Three former executives of Boucher & James, Inc., a Doylestown-based engineering firm, have been arrested after allegedly stealing approximately $2.1 million from clients across Pennsylvania.

The three defendants have been charged with Theft by Deception, Theft by Receiving Stolen Property, Deceptive Business Practices, Corrupt Organizations and Conspiracy, according to Pennsylvania Attorney General Josh Shapiro.

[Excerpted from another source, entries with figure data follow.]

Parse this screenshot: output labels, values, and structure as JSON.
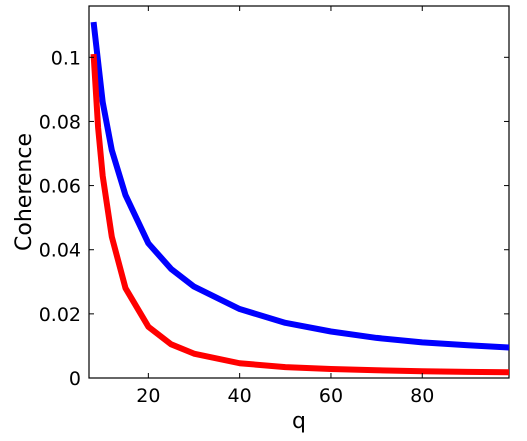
{
  "chart_data": {
    "type": "line",
    "title": "",
    "xlabel": "q",
    "ylabel": "Coherence",
    "xlim": [
      7,
      99
    ],
    "ylim": [
      0,
      0.116
    ],
    "grid": false,
    "x_ticks": [
      20,
      40,
      60,
      80
    ],
    "x_tick_labels": [
      "20",
      "40",
      "60",
      "80"
    ],
    "y_ticks": [
      0,
      0.02,
      0.04,
      0.06,
      0.08,
      0.1
    ],
    "y_tick_labels": [
      "0",
      "0.02",
      "0.04",
      "0.06",
      "0.08",
      "0.1"
    ],
    "series": [
      {
        "color": "#0000ff",
        "x": [
          8,
          10,
          12,
          15,
          20,
          25,
          30,
          40,
          50,
          60,
          70,
          80,
          90,
          99
        ],
        "y": [
          0.111,
          0.086,
          0.071,
          0.057,
          0.042,
          0.034,
          0.0285,
          0.0215,
          0.0172,
          0.0145,
          0.0125,
          0.0111,
          0.0102,
          0.0095
        ]
      },
      {
        "color": "#ff0000",
        "x": [
          8,
          9,
          10,
          12,
          15,
          20,
          25,
          30,
          40,
          50,
          60,
          70,
          80,
          90,
          99
        ],
        "y": [
          0.101,
          0.078,
          0.063,
          0.044,
          0.028,
          0.016,
          0.0105,
          0.0076,
          0.0046,
          0.0034,
          0.0028,
          0.0024,
          0.0021,
          0.0019,
          0.0018
        ]
      }
    ]
  }
}
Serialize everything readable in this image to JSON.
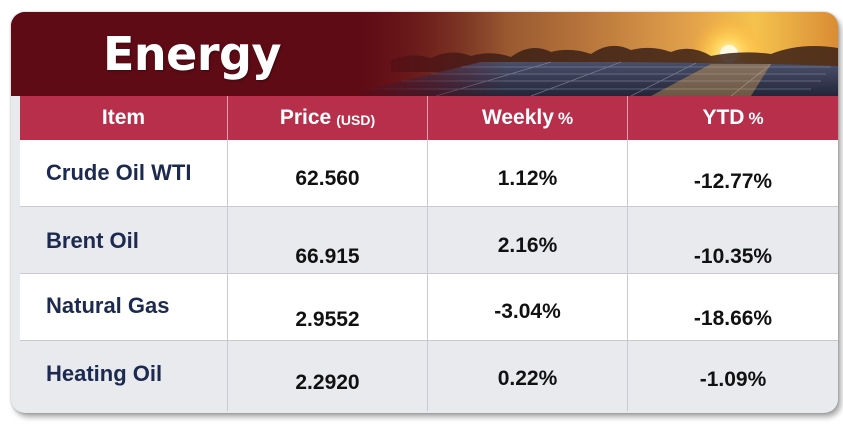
{
  "banner": {
    "title": "Energy"
  },
  "table": {
    "headers": {
      "item": "Item",
      "price": "Price",
      "price_unit": "(USD)",
      "weekly": "Weekly",
      "weekly_unit": "%",
      "ytd": "YTD",
      "ytd_unit": "%"
    },
    "rows": [
      {
        "item": "Crude Oil WTI",
        "price": "62.560",
        "weekly": "1.12%",
        "ytd": "-12.77%"
      },
      {
        "item": "Brent Oil",
        "price": "66.915",
        "weekly": "2.16%",
        "ytd": "-10.35%"
      },
      {
        "item": "Natural Gas",
        "price": "2.9552",
        "weekly": "-3.04%",
        "ytd": "-18.66%"
      },
      {
        "item": "Heating Oil",
        "price": "2.2920",
        "weekly": "0.22%",
        "ytd": "-1.09%"
      }
    ]
  },
  "colors": {
    "banner_dark": "#5e0b16",
    "header_bar": "#b72f4b",
    "item_text": "#1d2a4f",
    "row_alt": "#e9eaee"
  }
}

Former owner and board member Ross Boucher, as well as former managing directors Mark Eisold and David Jones, allegedly repeatedly overbilled clients for time spent on the job, resulting in bonuses for the three individuals that they would not have earned otherwisenull

The fraud scheme was uncovered by another managing director in 2018, when it was discovered that Eisold had consistently put additional work hours into invoices. One such bill stated that one employee had worked 34 hours in a single day for a client.

The alleged scheme took place from 2009-2018, according to a review conducted by Shapiro’s office and forensic accountants. 

More than 100 entities across the state, several of which are located in the Philly region, suffered substantial financial losses. Among those to lose money included Lower Makefield Township, Springfield Township, the Richland Township Board of Supervisors, the Bucks County Water and Sewer Authority, Souderton Borough, Cheltenham Township and Ivyland Borough.

“These company executives took advantage of their municipal clients’ trust by routinely overbilling for work that never happened,” Shapiro said. 

“Let’s be clear about what this means: when you bill for time that you didn’t work, you are stealing — and these former Boucher & James executives will be held accountable for their crimes.”

As a result of the investigation, the three defendants have resigned from their positions at Boucher & James. The overbilling scheme has since ceased, and the company has agreed to repay more than $851,000 in funds to clients dating back to 2015. The company itself is not being charged with any crimes.